Water Heater for Platies
You may also wonder if platies need a water heater in their aquarium. The preferred water temperature for platies is between 72°F- 78°F.
Unless you can meet their requirements otherwise (people living in tropical climates will be able to pull this off), you need to set up a heater too.
In climates where temperatures in the winter drop below freezing level it’s not likely you can meet these water requirements without a heater.
Set up a heater with a thermostat to keep temperatures stable throughout the periods in which outside temperatures are low.
Low water temperatures or sudden temperature changes can cause the immune system of your fish to weaken, which can lead to a series of diseases and illnesses.
Artificial Light for Platy Fish
What about lighting? Do platy fish require artificial light? It depends. For the most part,
you don’t need to set up artificial lighting for you platies.
You do need to provide them with some natural light though. The natural light that comes through your window is enough to keep platies healthy, but if you’re keeping live plants in your aquarium, you’ll need some artificial lights too. This unless you choose aquarium plants that do fine in low level lighting conditions.
If you know the keeping requirements of platy fish, you’ll be able to provide them healthy conditions in which they can thrive. It’s important to set up the aquarium with the right parameters and all the required equipment (filter, heater, etc.).

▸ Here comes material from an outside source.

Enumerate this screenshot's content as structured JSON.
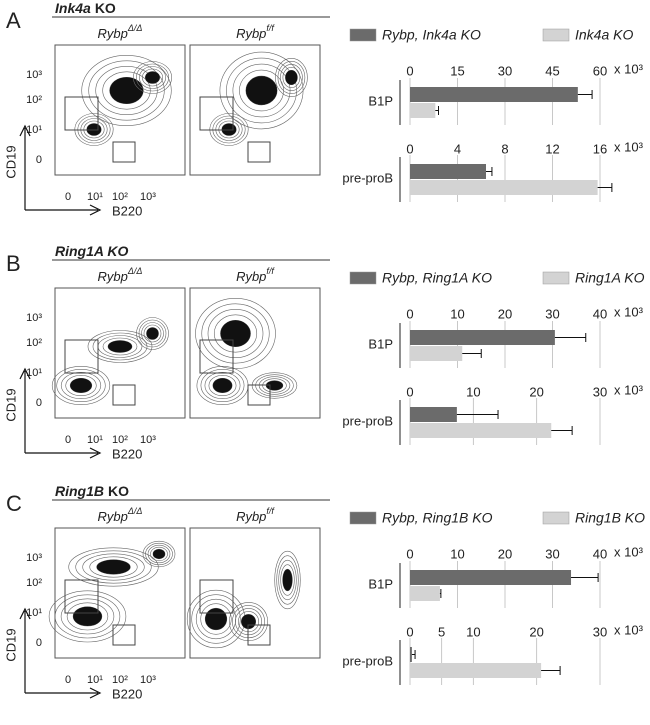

Platies aren’t difficult to keep and you’ll often see them recommended for beginner fishkeepers that are still learning the ropes and might make some mistakes here and there that other, more sensitive fish, would not forgive.
Platy fish are also easy to breed and they make the perfect addition to a community aquarium if you’re looking to set up a freshwater tank with multiple other fish.
Make sure you observe platy male to female ratio recommendations, so you don’t end up with a lot of fry. Also, make sure their diet contains vegetable matter too as it’s important for their health.